Blanche a 25 ans et est kiné, elle a décidé de partir à la fin de ses études pour vivre une expérience au Liban dans l’éducation.


Des nouvelles de ma mission

Voilà un mois déjà que je suis arrivée à Ajaaltoun, dans les montagnes du Kesrouan, région chrétienne au Nord-Est de Beyrouth. J’ai été envoyée pour une mission d’un an pour enseigner le Français, donner des cours de soutien et m’occuper des internes. Mais, situation sanitaire oblige, ma mission a été quelque peu adaptée et continue de l’être jour après jour. Les cours à l’école Notre-Dame du Rocher d’Ajaaltoun n’ont pas pu reprendre en présentiel, comme dans tout le pays ; pas d’internat non plus. Les élèves ont donc des cours en ligne pour l’instant. Enfin, pour ceux ayant accès à internet et à un ordinateur (sans parler des problèmes d’électricité). Car, dans cette école des Filles de la Charité accueillant principalement des enfants de milieux défavorisés, Sœur Zahia (la sœur supérieure responsable de l’école) compte environ 30% d’enfants qui n’ont pas accès aux cours.

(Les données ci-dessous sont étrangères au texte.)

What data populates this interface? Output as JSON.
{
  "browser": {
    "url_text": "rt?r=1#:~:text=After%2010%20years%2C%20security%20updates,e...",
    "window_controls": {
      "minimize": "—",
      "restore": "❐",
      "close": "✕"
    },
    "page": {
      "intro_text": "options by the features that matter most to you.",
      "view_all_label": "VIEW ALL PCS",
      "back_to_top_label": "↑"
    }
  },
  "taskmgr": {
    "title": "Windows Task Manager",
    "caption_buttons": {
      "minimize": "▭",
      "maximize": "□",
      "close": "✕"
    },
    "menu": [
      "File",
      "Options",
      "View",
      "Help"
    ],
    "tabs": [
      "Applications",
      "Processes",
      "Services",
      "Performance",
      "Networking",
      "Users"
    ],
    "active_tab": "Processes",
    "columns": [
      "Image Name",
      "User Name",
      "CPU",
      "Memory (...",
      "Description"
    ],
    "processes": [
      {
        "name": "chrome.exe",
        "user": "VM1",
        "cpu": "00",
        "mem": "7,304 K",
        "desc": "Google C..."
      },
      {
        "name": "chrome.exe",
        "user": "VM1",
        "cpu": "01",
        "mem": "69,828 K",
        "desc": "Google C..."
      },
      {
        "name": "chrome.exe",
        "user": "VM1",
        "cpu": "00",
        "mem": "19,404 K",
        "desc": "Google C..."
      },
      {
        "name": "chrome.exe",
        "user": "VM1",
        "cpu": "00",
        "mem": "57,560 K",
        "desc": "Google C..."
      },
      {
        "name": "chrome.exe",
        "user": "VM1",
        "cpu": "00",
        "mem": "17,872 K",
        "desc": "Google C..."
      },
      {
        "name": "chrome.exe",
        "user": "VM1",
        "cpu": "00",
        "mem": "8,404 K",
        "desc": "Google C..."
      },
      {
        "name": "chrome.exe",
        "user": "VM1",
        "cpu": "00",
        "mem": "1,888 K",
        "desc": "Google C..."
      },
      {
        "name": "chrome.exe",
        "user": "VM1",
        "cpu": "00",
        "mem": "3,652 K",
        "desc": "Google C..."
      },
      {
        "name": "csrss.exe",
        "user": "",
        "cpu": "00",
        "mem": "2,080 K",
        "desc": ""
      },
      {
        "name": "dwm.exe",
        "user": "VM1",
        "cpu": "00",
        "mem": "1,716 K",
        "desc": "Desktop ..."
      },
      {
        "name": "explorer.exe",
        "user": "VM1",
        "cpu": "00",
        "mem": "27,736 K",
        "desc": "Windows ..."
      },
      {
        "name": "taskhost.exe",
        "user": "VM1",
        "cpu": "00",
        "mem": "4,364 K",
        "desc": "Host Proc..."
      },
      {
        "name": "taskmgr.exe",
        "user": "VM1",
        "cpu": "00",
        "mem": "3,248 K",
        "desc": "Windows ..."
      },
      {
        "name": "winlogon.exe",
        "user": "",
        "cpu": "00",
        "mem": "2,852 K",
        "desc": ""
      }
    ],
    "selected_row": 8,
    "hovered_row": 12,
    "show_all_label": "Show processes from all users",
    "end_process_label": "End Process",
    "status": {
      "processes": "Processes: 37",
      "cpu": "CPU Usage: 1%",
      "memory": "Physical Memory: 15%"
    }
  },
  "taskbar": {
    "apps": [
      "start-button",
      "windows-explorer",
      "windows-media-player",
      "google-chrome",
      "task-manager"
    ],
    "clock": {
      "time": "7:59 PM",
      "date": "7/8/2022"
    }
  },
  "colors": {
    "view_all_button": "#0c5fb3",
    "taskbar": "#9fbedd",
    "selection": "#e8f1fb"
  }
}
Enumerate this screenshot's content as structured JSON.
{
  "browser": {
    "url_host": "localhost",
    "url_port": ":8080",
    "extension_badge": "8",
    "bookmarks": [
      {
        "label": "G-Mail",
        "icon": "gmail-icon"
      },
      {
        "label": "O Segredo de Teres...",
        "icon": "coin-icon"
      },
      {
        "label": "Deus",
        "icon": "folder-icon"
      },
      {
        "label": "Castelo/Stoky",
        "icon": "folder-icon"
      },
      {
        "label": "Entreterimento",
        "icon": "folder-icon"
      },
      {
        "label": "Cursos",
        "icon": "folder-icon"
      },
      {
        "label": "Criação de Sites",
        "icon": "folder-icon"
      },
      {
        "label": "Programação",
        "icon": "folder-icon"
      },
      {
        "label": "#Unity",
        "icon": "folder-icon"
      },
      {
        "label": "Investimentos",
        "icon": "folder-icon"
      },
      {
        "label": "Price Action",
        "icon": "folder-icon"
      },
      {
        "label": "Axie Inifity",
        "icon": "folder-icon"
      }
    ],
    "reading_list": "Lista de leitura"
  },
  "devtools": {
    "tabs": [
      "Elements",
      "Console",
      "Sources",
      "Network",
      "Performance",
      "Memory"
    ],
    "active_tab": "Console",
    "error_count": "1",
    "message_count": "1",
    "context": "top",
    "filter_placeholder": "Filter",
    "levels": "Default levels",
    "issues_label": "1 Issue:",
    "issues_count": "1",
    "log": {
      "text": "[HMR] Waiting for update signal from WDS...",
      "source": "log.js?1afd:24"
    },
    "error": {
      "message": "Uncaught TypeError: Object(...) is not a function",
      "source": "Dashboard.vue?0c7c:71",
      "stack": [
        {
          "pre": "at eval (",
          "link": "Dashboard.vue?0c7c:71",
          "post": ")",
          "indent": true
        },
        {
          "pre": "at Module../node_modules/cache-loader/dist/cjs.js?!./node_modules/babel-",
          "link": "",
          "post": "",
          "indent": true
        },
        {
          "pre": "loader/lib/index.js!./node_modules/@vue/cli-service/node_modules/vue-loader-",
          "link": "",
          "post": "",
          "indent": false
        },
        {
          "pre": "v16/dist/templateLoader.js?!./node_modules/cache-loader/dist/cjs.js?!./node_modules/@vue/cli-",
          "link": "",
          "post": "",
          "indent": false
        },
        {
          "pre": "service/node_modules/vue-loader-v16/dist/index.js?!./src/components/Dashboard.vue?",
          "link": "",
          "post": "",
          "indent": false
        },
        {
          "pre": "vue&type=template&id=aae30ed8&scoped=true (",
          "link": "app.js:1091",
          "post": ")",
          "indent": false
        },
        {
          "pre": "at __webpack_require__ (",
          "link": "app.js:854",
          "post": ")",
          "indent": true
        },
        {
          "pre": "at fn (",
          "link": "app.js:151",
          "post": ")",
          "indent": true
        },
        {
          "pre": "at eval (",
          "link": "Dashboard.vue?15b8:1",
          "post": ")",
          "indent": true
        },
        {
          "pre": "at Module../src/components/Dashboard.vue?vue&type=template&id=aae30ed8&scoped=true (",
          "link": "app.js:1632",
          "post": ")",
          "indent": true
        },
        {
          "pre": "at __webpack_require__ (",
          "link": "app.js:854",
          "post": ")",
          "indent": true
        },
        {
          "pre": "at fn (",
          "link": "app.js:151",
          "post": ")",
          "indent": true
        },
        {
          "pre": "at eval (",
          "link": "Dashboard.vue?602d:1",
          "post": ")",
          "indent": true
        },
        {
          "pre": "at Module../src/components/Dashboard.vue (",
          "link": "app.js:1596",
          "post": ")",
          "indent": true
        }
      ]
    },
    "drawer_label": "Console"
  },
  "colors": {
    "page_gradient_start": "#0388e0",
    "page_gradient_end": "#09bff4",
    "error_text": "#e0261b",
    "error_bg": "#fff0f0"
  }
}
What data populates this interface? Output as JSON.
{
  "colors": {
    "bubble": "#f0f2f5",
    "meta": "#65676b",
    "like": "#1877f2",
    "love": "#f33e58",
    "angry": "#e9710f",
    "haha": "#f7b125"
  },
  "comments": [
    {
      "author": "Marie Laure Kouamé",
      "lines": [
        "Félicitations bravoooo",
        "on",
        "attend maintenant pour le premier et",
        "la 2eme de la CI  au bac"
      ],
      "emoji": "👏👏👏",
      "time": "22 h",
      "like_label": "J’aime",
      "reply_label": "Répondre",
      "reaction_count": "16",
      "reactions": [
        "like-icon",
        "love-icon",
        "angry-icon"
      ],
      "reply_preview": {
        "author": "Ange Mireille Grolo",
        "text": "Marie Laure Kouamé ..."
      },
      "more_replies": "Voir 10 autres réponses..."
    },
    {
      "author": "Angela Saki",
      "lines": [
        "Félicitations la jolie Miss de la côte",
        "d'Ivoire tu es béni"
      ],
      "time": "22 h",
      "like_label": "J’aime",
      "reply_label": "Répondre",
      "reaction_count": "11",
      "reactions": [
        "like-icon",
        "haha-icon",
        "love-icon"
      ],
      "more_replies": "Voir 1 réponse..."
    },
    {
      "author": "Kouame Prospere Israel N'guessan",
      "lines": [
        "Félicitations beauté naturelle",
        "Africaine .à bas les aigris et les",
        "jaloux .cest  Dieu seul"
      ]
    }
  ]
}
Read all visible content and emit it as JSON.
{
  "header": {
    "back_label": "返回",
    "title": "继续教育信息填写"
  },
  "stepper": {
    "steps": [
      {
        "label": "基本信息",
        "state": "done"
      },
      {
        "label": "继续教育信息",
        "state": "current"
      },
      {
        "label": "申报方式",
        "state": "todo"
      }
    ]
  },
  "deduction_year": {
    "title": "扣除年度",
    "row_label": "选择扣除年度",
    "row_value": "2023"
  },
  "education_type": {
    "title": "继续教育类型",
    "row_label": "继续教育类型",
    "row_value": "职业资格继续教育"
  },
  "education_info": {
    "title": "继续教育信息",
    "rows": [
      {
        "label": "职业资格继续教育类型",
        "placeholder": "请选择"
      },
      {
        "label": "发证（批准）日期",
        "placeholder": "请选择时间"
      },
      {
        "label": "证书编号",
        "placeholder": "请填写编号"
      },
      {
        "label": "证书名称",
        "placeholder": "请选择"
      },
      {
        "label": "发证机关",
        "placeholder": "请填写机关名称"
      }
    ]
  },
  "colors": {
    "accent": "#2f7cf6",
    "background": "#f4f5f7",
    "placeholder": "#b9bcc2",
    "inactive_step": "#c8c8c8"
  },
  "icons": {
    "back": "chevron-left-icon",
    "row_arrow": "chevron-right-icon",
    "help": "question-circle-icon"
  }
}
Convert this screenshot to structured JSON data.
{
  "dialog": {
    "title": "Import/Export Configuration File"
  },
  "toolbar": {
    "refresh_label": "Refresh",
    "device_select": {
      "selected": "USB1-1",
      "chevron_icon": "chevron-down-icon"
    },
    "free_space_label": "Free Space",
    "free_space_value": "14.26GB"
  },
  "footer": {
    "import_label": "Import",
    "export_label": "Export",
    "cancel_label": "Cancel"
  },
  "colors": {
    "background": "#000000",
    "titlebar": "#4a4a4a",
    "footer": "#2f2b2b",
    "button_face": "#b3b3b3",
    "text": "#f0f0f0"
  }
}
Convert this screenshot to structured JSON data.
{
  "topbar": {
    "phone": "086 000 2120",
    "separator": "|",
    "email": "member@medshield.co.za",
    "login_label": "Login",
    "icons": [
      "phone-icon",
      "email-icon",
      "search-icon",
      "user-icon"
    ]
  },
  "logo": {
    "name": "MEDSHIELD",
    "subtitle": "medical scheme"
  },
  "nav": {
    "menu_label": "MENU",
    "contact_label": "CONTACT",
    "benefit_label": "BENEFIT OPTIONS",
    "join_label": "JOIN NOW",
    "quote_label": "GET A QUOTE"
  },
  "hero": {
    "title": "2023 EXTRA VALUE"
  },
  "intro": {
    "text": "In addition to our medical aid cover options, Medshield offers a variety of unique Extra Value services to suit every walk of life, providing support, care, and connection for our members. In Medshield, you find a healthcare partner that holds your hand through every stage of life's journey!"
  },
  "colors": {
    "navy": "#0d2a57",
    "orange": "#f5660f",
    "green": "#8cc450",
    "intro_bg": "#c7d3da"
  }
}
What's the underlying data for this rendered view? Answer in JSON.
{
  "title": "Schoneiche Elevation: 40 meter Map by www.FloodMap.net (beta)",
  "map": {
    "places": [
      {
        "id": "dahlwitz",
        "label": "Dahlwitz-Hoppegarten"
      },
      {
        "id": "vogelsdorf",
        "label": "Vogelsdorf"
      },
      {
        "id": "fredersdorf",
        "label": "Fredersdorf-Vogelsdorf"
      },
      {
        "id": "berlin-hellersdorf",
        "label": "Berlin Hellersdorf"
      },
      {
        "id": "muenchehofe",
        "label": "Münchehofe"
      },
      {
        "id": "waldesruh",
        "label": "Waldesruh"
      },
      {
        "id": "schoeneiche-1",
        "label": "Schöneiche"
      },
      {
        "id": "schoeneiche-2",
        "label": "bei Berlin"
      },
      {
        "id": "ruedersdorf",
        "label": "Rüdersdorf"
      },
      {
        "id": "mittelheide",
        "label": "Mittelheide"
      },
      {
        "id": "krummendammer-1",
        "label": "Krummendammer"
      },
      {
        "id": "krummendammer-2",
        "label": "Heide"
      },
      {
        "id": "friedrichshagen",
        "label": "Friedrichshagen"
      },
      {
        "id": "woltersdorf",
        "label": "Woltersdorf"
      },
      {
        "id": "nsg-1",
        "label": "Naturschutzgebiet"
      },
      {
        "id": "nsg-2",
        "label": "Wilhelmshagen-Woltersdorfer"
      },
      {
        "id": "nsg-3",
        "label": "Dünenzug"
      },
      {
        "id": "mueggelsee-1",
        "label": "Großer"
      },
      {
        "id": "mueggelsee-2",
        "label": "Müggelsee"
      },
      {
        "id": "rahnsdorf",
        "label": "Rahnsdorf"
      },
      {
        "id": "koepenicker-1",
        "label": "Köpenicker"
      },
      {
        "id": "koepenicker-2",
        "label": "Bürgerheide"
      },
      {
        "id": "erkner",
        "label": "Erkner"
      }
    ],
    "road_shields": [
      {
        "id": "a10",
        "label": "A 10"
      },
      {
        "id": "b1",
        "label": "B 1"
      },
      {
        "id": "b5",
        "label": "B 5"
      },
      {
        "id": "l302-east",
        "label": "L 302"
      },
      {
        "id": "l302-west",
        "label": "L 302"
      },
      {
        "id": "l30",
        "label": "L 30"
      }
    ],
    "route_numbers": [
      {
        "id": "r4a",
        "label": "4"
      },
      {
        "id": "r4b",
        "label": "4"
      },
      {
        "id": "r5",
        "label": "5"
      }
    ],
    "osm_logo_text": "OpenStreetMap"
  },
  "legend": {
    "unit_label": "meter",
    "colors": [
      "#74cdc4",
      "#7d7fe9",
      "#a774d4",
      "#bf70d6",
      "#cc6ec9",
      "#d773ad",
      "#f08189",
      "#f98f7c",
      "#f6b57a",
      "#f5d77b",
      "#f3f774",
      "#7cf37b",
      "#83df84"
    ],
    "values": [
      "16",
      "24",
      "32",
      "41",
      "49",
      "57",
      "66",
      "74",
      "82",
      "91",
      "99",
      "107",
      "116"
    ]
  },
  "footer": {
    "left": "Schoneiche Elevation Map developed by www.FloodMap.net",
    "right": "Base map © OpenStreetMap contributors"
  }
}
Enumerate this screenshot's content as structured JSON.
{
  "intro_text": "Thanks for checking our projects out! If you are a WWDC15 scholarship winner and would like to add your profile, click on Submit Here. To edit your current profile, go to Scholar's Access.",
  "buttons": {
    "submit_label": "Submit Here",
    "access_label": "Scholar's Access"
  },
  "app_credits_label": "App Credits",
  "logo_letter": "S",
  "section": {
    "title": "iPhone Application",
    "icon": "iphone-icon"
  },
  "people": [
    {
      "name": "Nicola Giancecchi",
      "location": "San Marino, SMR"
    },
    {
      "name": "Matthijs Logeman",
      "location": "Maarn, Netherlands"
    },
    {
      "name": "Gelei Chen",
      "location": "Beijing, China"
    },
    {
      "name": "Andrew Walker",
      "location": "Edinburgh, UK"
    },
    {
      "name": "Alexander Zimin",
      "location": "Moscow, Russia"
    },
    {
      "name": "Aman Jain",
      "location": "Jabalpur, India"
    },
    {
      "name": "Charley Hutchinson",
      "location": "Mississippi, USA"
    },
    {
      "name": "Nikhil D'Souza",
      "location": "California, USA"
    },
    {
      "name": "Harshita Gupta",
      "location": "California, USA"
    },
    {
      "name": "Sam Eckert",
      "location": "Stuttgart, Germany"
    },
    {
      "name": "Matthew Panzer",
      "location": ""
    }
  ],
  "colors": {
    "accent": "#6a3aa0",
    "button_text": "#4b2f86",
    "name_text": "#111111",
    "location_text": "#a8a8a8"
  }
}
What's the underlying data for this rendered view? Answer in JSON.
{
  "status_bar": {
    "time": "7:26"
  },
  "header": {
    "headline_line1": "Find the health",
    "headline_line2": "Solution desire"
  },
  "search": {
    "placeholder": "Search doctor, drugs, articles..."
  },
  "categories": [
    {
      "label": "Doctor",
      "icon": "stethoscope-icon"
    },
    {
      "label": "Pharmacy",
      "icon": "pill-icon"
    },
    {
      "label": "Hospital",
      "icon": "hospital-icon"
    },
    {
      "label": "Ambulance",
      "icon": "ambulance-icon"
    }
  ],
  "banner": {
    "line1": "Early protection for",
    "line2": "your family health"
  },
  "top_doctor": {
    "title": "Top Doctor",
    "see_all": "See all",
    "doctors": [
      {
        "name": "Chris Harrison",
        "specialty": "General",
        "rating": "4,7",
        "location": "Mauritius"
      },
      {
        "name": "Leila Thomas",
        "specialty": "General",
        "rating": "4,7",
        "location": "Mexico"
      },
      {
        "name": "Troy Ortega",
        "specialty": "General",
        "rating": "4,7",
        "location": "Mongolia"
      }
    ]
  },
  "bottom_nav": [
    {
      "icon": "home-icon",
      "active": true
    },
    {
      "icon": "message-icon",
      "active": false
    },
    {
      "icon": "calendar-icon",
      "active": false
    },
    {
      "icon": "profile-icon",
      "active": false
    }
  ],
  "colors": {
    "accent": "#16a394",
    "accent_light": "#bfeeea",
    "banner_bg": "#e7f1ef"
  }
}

Pour ceux-là, pour ces enfants en décrochage scolaire depuis mars dernier, qui ne quittent plus la télé pour la plupart, les sœurs ont mis en place une mission de soutien scolaire leur permettant une reprise progressive des cours. Au compte-goutte, je m’occupe donc de 2 à 8 enfants par jour, tous niveaux mélangés de la grande section à la 6e. C’est français et maths au programme, mais aussi sciences et anglais. Le but est principalement de raccrocher quelques wagons, mais aussi de les faire sortir d’un contexte familial souvent complexe et difficile, de les faire manger et d’avoir un œil sur leur santé. C’est parfois un peu sportif : de revoir le passé composé avec Nour, en CM1, d’expliquer les fractions à Maroun, en 6e, et d’apprendre à Charbel, en « grand jardin », de compter jusqu’à 10, le tout en même temps bien sûr ! Leurs regards malicieux et intrigués et leur sourire me transportent, leurs bêtises aussi ; c’est une énorme joie d’être auprès de ces enfants, de les découvrir jour après jour.

L’action des sœurs et de Marie (la directrice pédagogique, bénévole) est engagée et dévouée au plus près des pauvres, elles sont vraiment admirables et trouvent toujours des solutions pour chacun.

(Re)découverte du Liban

J’avais eu la chance de venir au Liban auparavant. Mais -a-t-on besoin de le préciser ?- le pays a changé de visage depuis ma venue. Le Liban est un pays incroyable, au sens propre du terme, une terre où tout est contraste. Vous qui connaissez les rues de Beyrouth sans doute mieux que moi, vous voyez bien ces immeubles neufs avoisinant toujours une vieille maison abandonnée aux murs criblés d’éclats de balle. Contraste entre ses paysages maritimes et montagneux, contraste entre les quartiers, les communautés, les cultures et les richesses, contraste entre les apparences et la réalité. Et quel peuple incroyable que sont les Libanais ! (Leur sens de l’accueil est au-delà de sa réputation.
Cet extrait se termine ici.